Ohne Inhalte, die streng als geistiges Eigentum geschützt werden, wäre doch das Internet nichts weiter als eine "wertlose Ansammlung von schweigenden Maschinen mit grauen Bildschirmen". Seagram und die anderen Kollegen kämpfen im Namen aller anderen, die mit dem Internet zu tun haben, um den Erhalt der "Sonne des Internet", um die sich alles dreht: den von der Unterhaltungsindustrie gelieferten Content, durch den erst andere Soft- und Hardware Bedeutung gewinnt. Und das ist eine Art Kreuzzug: "Ohne den Content würde das Internet in einem Tag sterben." Und weil der Content geschützt werden muss, verspricht Bronfman als "Leiter eines der größten Contentunternehmen der Welt", für "den Schutz der Kreativität und des Genies der Künstler überall sowie derjenigen, die sich in diesem Raum befinden, zu kämpfen." Damit meinte er wohl die doch nicht ganz so wichtigen Entwickler von Software wie die von Real Networks.
Dabei geht es auch, aber nicht nur um den Kampf vor den Gerichten. Erfolgreich sei man bereits bei myMP3.com, Napster, DeCSS und iCraveTV gewesen: "Wir werden unseren Kampf in jedem Land, vor jedem Gericht und an jedem Ort ausfechten, wo unsere fundamentalen Rechte angegriffen und verletzt werden." Als Tonbänder und Fotokopiergeräte auf den Markt kamen, haben man auch neue Lösungen dafür finden müssen, was man privat kopieren könne, ohne dass dies ein Diebstahl sei. Auf diese auch heute wieder entscheidende Frage geht Bronfman aber nicht weiter ein, sondern sagt nur, dass man dies technisch lösen werde. Das aber heißt, dass die Käufer, die geistiges Eigentum erwerben, vermutlich möglichst wenig Rechte an ihrem Eigentum haben sollen, geht es nach den verkaufenden Rechteinhabern - und die haben zur Zeit politisch ein größeres Gewicht, was man auch an der europäischen Urheberrecht-Richtlinie sehen kann.

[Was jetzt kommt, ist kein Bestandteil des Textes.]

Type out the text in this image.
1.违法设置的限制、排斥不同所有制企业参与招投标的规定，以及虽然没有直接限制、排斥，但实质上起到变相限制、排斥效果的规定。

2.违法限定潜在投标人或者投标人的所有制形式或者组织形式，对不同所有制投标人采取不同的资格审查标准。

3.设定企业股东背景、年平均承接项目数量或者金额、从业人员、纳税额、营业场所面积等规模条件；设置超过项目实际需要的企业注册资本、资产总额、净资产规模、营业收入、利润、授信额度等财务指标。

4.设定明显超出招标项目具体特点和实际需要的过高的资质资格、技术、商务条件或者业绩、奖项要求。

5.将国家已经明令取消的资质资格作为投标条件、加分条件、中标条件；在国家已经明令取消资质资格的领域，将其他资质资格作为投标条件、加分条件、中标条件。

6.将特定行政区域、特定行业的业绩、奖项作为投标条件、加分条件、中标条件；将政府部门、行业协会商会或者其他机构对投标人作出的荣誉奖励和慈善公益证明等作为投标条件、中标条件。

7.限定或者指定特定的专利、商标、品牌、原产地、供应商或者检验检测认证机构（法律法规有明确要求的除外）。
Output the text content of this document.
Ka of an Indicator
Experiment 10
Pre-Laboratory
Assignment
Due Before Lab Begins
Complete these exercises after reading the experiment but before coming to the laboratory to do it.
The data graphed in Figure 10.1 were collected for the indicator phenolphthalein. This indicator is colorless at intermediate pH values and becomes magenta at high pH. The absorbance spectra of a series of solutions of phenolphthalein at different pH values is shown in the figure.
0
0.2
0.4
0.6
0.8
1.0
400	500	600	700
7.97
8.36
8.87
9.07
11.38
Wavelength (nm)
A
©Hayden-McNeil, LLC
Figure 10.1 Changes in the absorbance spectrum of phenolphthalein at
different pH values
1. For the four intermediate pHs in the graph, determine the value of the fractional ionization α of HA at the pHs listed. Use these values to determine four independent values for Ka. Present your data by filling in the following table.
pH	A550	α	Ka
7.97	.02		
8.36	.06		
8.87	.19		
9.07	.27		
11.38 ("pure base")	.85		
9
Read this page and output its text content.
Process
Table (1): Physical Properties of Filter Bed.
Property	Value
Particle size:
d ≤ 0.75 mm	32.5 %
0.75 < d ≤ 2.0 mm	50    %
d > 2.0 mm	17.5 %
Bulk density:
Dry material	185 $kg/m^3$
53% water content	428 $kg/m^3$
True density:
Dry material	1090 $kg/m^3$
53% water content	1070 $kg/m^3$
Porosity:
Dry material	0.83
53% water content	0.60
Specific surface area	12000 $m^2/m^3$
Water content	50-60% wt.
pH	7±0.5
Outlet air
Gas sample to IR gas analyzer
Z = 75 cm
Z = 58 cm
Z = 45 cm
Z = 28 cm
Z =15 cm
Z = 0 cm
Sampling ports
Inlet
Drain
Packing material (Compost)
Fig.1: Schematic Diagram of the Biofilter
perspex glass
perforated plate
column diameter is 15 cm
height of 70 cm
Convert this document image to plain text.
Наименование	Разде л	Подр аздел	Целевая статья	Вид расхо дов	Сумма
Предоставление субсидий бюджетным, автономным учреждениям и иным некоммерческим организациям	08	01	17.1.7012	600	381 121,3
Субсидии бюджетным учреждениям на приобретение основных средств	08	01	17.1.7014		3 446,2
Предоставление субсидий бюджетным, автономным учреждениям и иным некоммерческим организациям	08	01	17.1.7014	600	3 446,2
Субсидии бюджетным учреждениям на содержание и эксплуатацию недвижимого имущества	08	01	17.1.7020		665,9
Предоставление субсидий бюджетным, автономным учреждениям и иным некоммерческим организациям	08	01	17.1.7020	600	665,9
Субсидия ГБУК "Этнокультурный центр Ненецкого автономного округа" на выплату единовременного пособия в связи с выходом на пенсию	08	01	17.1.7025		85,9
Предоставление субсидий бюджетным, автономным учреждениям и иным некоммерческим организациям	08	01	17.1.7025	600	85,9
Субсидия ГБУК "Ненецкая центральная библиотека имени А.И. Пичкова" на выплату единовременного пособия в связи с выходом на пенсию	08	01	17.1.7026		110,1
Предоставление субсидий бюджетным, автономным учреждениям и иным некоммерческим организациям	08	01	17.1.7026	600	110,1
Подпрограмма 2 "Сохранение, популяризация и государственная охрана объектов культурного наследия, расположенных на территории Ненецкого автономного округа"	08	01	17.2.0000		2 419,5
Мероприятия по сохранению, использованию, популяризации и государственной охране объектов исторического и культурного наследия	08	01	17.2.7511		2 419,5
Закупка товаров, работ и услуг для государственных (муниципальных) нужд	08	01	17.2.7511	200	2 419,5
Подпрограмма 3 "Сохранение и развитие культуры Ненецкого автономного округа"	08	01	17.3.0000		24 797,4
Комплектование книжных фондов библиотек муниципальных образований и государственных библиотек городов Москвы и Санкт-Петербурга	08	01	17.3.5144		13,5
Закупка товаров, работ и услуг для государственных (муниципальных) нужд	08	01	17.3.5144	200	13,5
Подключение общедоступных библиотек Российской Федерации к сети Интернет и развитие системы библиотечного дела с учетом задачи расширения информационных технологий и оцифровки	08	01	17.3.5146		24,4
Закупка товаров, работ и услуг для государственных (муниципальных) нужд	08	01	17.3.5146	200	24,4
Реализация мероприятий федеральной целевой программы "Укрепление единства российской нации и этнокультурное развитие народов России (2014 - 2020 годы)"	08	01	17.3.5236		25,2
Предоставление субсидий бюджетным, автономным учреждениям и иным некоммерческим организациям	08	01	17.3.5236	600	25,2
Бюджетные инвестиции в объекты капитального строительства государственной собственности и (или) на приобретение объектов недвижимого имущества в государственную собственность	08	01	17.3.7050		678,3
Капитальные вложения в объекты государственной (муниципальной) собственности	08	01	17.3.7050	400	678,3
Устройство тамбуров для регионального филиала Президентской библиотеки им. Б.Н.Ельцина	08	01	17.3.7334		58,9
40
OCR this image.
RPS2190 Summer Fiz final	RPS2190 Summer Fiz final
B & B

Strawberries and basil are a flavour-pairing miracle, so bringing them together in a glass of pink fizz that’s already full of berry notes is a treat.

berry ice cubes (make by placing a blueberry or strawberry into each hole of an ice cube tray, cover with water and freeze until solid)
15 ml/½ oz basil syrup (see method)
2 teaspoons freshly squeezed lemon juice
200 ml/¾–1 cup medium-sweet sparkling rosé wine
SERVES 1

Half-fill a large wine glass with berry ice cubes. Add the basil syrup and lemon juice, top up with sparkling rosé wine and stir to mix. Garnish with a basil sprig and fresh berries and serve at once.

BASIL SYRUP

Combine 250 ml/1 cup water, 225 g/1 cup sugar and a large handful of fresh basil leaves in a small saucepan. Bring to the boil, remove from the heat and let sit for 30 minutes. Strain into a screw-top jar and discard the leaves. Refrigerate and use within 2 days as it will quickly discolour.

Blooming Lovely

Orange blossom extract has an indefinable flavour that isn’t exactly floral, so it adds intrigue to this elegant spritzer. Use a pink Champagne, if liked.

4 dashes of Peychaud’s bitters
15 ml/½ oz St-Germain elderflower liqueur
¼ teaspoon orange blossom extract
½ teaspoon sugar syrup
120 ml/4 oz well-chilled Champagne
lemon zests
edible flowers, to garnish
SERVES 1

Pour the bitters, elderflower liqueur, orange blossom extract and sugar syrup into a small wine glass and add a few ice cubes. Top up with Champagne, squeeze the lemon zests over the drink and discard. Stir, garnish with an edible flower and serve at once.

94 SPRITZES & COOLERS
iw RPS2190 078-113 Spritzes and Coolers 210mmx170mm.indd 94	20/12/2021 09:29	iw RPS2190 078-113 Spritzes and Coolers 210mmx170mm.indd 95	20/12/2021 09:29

Doch Bronfman hat es wohl mit der Popularität seiner Argumente allzu gut gemeint. Der Vergleich des geistigen Eigentums mit einem Auto oder einem Haus hinkt. Zumindest würde dies heißen, dass dann, wenn das Eigentum eines Autos mit dem eines Musikstückes identisch wäre, der Besitzer, der sich die Ware gekauft hat, damit machen kann, was er will. Er kann also das Musikstück wie sein Auto weiter verkaufen ... Aber weil geistiges Eigentum in Form digitaler Daten sich doch ziemlich von materiellen Gegenständen wie nur schwer massenhaft kopierbaren Häusern oder Autos unterscheidet, soll auch im Sinne von Bronfman die "zivilisierte Gesellschaft", die gegen das wilde Netz gestellt wird, das geistige Eigentum anders schützen. Gleichwohl scheint er an dem Vergleich Gefallen gefunden zu haben, wenn er sagt, dass der Zugriff auf Copyright-geschützte Inhalte ohne Bezahlung oder Genehmigung genauso falsch sei, wie wenn man in ein Geschäft geht und eine CD klaut.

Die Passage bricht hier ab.